I have to find the range of the function $$f(x)=\frac{2}{x^n+x^{n-1}+...x^1+1+\frac{1}{x}+...+\frac{1}{x^{n-1}}+\frac{1}{x^n}}$$ I re wrote this as $$f(x)=\frac{2}{1+\sum\limits_{k=1}^n (x^k+\frac{1}{x^k})}$$ Differentiating the function as $$f'(x)=\frac{-2}{1+\sum\limits_{k=1}^n (x^k+\frac{1}{x^k})}\cdot \bigl[\sum\limits_{k=1}^n k (x^{k-1}-\frac{1}{x^{k+1}})\bigr]$$ I don't know how to proceed any further. I know that to find range of a function, we plot the function $f(x)$ by putting $f'(x)=0$, which solves for critical points of the function, and then we determine whether the function increases or decreases in various intervals. But in this problem I don't know how to solve for $f'(x)=0$. So I tried to plot at $x=0,\infty,-\infty$. $f(x)$ at $x=+\infty$. $$f(\infty)= \frac{2}{1+\sum\limits_{k=1}^n \infty^k +\sum\limits_{k=1}^n\frac{1}{\infty^k}}=\frac{2}{1+\infty+0}=0 $$ Similarly, for $x=0:$ $$f(0)=\frac{2}{1+ \sum\limits_{k=1}^n 0^k + \sum\limits_{k=1}^n \frac{1}{0^k}} = \frac{2}{1+0+\infty} = 0 $$ For $x=-\infty$, $$f(-\infty) = \frac{2}{1+\sum\limits_{k=1}^n (-\infty)^k +\sum\limits_{k=1}^n (\frac{1}{-\infty})^k}=\frac{2}{1-\infty-0} =0 $$
I checked the plot of $f(x)$ in Desmos for few values of $n:$
[$f(x), n=5$][1] [$f(x), n=6$][2] [$f(x), n=7$][3]
I realised the maximum value of $f(x)$ for $x\in \mathbf R^+$ is at $x=0$. So, $$f(1)= \frac{2}{1+\sum\limits_{k=1}^n 1^k +\sum\limits_{k=1}^n \frac{1}{1^k}} = \frac{2}{1+2n} $$ This is correct for the three graphs I plotted at $n=5,6,7$. For $x\in \mathbf R^-, f(x)$ is either maximum at 2 (for odd n) or minimum at -2 (for even n).
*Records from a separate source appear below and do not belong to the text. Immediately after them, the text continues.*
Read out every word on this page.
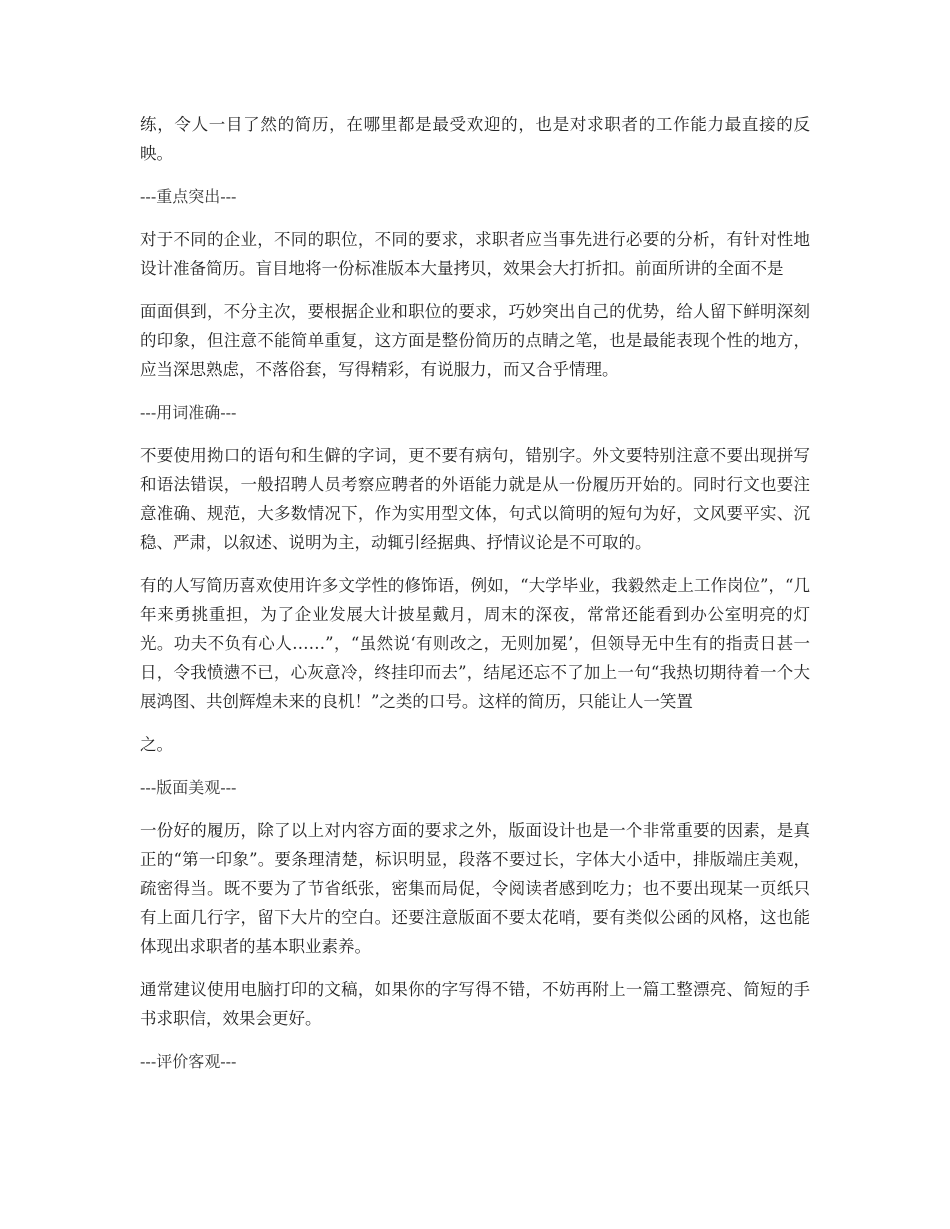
练，令人一目了然的简历，在哪里都是最受欢迎的，也是对求职者的工作能力最直接的反映。

---重点突出---

对于不同的企业，不同的职位，不同的要求，求职者应当事先进行必要的分析，有针对性地设计准备简历。盲目地将一份标准版本大量拷贝，效果会大打折扣。前面所讲的全面不是

面面俱到，不分主次，要根据企业和职位的要求，巧妙突出自己的优势，给人留下鲜明深刻的印象，但注意不能简单重复，这方面是整份简历的点睛之笔，也是最能表现个性的地方，应当深思熟虑，不落俗套，写得精彩，有说服力，而又合乎情理。

---用词准确---

不要使用拗口的语句和生僻的字词，更不要有病句，错别字。外文要特别注意不要出现拼写和语法错误，一般招聘人员考察应聘者的外语能力就是从一份履历开始的。同时行文也要注意准确、规范，大多数情况下，作为实用型文体，句式以简明的短句为好，文风要平实、沉稳、严肃，以叙述、说明为主，动辄引经据典、抒情议论是不可取的。

有的人写简历喜欢使用许多文学性的修饰语，例如，“大学毕业，我毅然走上工作岗位”，“几年来勇挑重担，为了企业发展大计披星戴月，周末的深夜，常常还能看到办公室明亮的灯光。功夫不负有心人……”，“虽然说‘有则改之，无则加冕’，但领导无中生有的指责日甚一日，令我愤懑不已，心灰意冷，终挂印而去”，结尾还忘不了加上一句“我热切期待着一个大展鸿图、共创辉煌未来的良机！”之类的口号。这样的简历，只能让人一笑置

之。

---版面美观---

一份好的履历，除了以上对内容方面的要求之外，版面设计也是一个非常重要的因素，是真正的“第一印象”。要条理清楚，标识明显，段落不要过长，字体大小适中，排版端庄美观，疏密得当。既不要为了节省纸张，密集而局促，令阅读者感到吃力；也不要出现某一页纸只有上面几行字，留下大片的空白。还要注意版面不要太花哨，要有类似公函的风格，这也能体现出求职者的基本职业素养。

通常建议使用电脑打印的文稿，如果你的字写得不错，不妨再附上一篇工整漂亮、简短的手书求职信，效果会更好。

---评价客观---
Solving for $f(-1)$ $$f(-1) = \frac{2}{1+\sum\limits_{k=1}^n (-1)^k +\sum\limits_{k=1}^n\frac{1}{(-1)^k}} = \begin{cases} \frac{2}{1-1-1} = -2&\text{n = odd}\\ \frac{2}{1+0+0} =2&\text{n = even} \end{cases} $$
So,the graph can be plotted if I know that the critical points are 1,-1, i.e., when $f'(x)=0$. But, I can't solve for $f'(x)=0$, as I showed above. So, how to know that 1, -1 are the critical points without solving for $f'(x)$? Is it a mere guess or just some observation I can't see? [1]: https://i.stack.imgur.com/ukCfk.jpg [2]: https://i.stack.imgur.com/rEEgL.jpg [3]: https://i.stack.imgur.com/Ikpmq.jpg
For x>0: $x^k + \frac{1}{x^k} \ge 2$ when equality holds for x=1. So,
If x>0 : $0<f(x) = \frac{2}{1+\sum_{k=1}^n {\left(x^k + \frac{1}{x^k}\right)} } \le \frac{2}{1+2n}$, with equality holds at $x=1$.
For analysis of f(x) at x<0, one can us geometric series we can write function as $f(x) = \frac{2(x-1)x^{n}}{x^{2n+1}-1}$. Now we analyze $f(-x)$ at $x>0$.
$f(-x) = \frac{2(-x-1)(-x)^{n}}{-x^{2n+1}-1} ={(-1)}^n \frac{2(x+1)x^{n}}{x^{2n+1}+1} $.
Assume $g(x) = \frac{2(x+1)x^{n}}{x^{2n+1}+1},~x>0$. Now we just need to show that $0<g(x)\le2$ for $x>0$.
For $x>0$ it is obvious that $(x^{n+1}-1)(x^n-1)\ge0 \Rightarrow x^{2n+1}+1 \ge (x+1)x^{n}$ so $g(x)\le 2$.
Therefore, for n even we have $f(-x) = g(x)~~ x>0 \Rightarrow 0<f(x)\le2$ for $x<0$.
for n odd
$f(-x) = -g(x) ~~ x>0 \Rightarrow -2\le f(x)<0$.
Hence, the range of f is $[-2,\frac{2}{1+2n}]$ for n odd and $[0,2]$ for n even.